How to Develop a Predictive Analysis Model for Specific Decisions

By Anasse Bari, Mohamed Chaouchi, Tommy Jung

A good model needs a prototype as proof of concept. To build a prototype for your predictive analytics model, start by defining a potential use case (a scenario drawn from the typical operations of your business) that illustrates the need for predictive analytics.

How to fit the predictive analysis model to the type of decision

Business decisions take diverse forms. As you undertake to build a predictive analytics model, you’re concerned with two main types of decision:

  • Strategic decisions are often not well defined, and focus only on the big picture. Strategic decisions have an impact on the long-term performance of your company — and correlate directly with your company’s mission and objectives. Senior managers are usually the ones who make strategic decisions.

  • Operational decisions focus on specific answers to existing problems and define specific future actions. Operational decisions usually don’t require a manager’s approval, although they generally have a standard set of guidelines for the decision-makers to reference.

The two classes of decisions require different predictive analytics models. For instance, the chief financial officer of a bank might use predictive analytics to gauge broad trends in the banking industry that require a company-wide response (strategic). A clerk in the same bank might use a predictive analytic model to determine credit-worthiness of a particular customer who is requesting a loan (operational).

With these two major types of decisions in mind, you can identify colleagues at your company who make either operational or strategic decisions. Then you can determine which type of decision is most in need of predictive analytics — and design an appropriate prototype for your model.

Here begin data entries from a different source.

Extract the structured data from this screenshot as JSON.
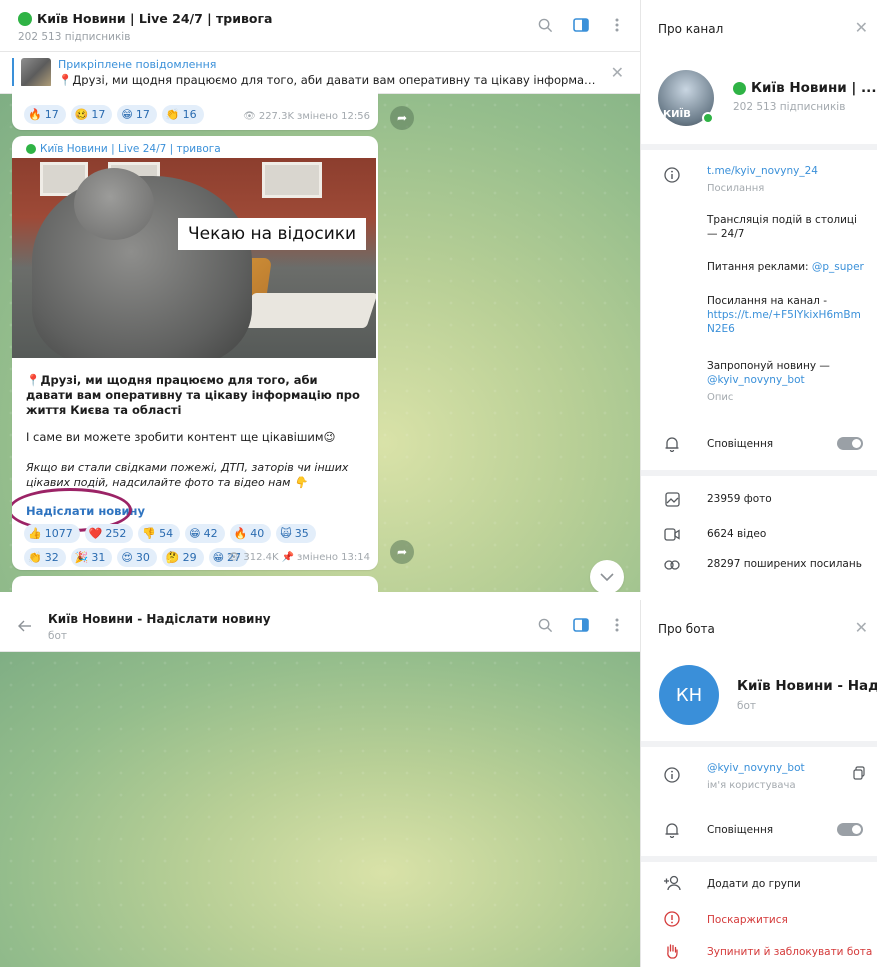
{
  "channel_chat": {
    "title": "Київ Новини | Live 24/7 | тривога",
    "subscribers": "202 513 підписників",
    "pinned": {
      "label": "Прикріплене повідомлення",
      "text": "📍Друзі, ми щодня працюємо для того, аби давати вам оперативну та цікаву інформацію пр..."
    },
    "prev_post": {
      "reactions": [
        {
          "emoji": "🔥",
          "count": "17"
        },
        {
          "emoji": "🥴",
          "count": "17"
        },
        {
          "emoji": "😁",
          "count": "17"
        },
        {
          "emoji": "👏",
          "count": "16"
        }
      ],
      "views": "227.3K",
      "edited": "змінено 12:56"
    },
    "post": {
      "channel": "Київ Новини | Live 24/7 | тривога",
      "image_caption": "Чекаю на відосики",
      "text_bold": "📍Друзі, ми щодня працюємо для того, аби давати вам оперативну та цікаву інформацію про життя Києва та області",
      "text_plain": "І саме ви можете зробити контент ще цікавішим😉",
      "text_italic": "Якщо ви стали свідками пожежі, ДТП, заторів чи інших цікавих подій, надсилайте фото та відео нам 👇",
      "link": "Надіслати новину",
      "reactions": [
        {
          "emoji": "👍",
          "count": "1077"
        },
        {
          "emoji": "❤️",
          "count": "252"
        },
        {
          "emoji": "👎",
          "count": "54"
        },
        {
          "emoji": "😁",
          "count": "42"
        },
        {
          "emoji": "🔥",
          "count": "40"
        },
        {
          "emoji": "🙀",
          "count": "35"
        },
        {
          "emoji": "👏",
          "count": "32"
        },
        {
          "emoji": "🎉",
          "count": "31"
        },
        {
          "emoji": "😍",
          "count": "30"
        },
        {
          "emoji": "🤔",
          "count": "29"
        },
        {
          "emoji": "😁",
          "count": "27"
        }
      ],
      "views": "312.4K",
      "edited": "змінено 13:14"
    }
  },
  "channel_info": {
    "title": "Про канал",
    "name": "Київ Новини | ...",
    "subscribers": "202 513 підписників",
    "avatar_text": "КИЇВ",
    "link": "t.me/kyiv_novyny_24",
    "link_label": "Посилання",
    "desc1": "Трансляція подій в столиці — 24/7",
    "ads_prefix": "Питання реклами: ",
    "ads_handle": "@p_super",
    "channel_link_prefix": "Посилання на канал -",
    "channel_link": "https://t.me/+F5IYkixH6mBmN2E6",
    "suggest_prefix": "Запропонуй новину —",
    "suggest_bot": "@kyiv_novyny_bot",
    "desc_label": "Опис",
    "notifications": "Сповіщення",
    "photos": "23959 фото",
    "videos": "6624 відео",
    "links": "28297 поширених посилань"
  },
  "bot_chat": {
    "title": "Київ Новини - Надіслати новину",
    "sub": "бот"
  },
  "bot_info": {
    "title": "Про бота",
    "initials": "КН",
    "name": "Київ Новини - Над...",
    "sub": "бот",
    "username": "@kyiv_novyny_bot",
    "username_label": "ім'я користувача",
    "notifications": "Сповіщення",
    "add_group": "Додати до групи",
    "report": "Поскаржитися",
    "block": "Зупинити й заблокувати бота"
  },
  "colors": {
    "accent": "#3a90d9",
    "danger": "#d43a3a",
    "online": "#2fb345",
    "annotation": "#9b2366"
  }
}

How to define the problem for the predictive model to address

The basic objective of a predictive analytics model is make your business do better. You may find that a prototype of your model will work best if you apply it to operational examples and then link those results to solving broad, high-level business issues. Here is a list of general steps to follow next:

  1. Focus on the operational decisions at your company that can have a major impact on a business process.

  2. Select those processes that have a direct effect on overall profitability and efficiency.

  3. Conduct one-to-one interviews with the decision-makers whose support you want to cultivate for your project. Ask about

    • The process they go through to make decisions.

    • The data they use to make decisions.

    • How predictive analytics would help them make the right decisions.

  4. Analyze the stories you gathered from the interviews, looking for insights that clearly define the problem you’re trying to solve.

  5. Pick one story that defines a problem of a small enough scope that your prototype model should be able to address it.

    For instance, suppose you interviewed a marketing specialist who is struggling to decide which customers to send a specific product ad. He or she has a limited budget for the ad campaign, and needs to have high confidence in the decision. If predictive analytics could help focus the campaign and generate the needed confidence, then you have an appropriate problem for your prototype to address.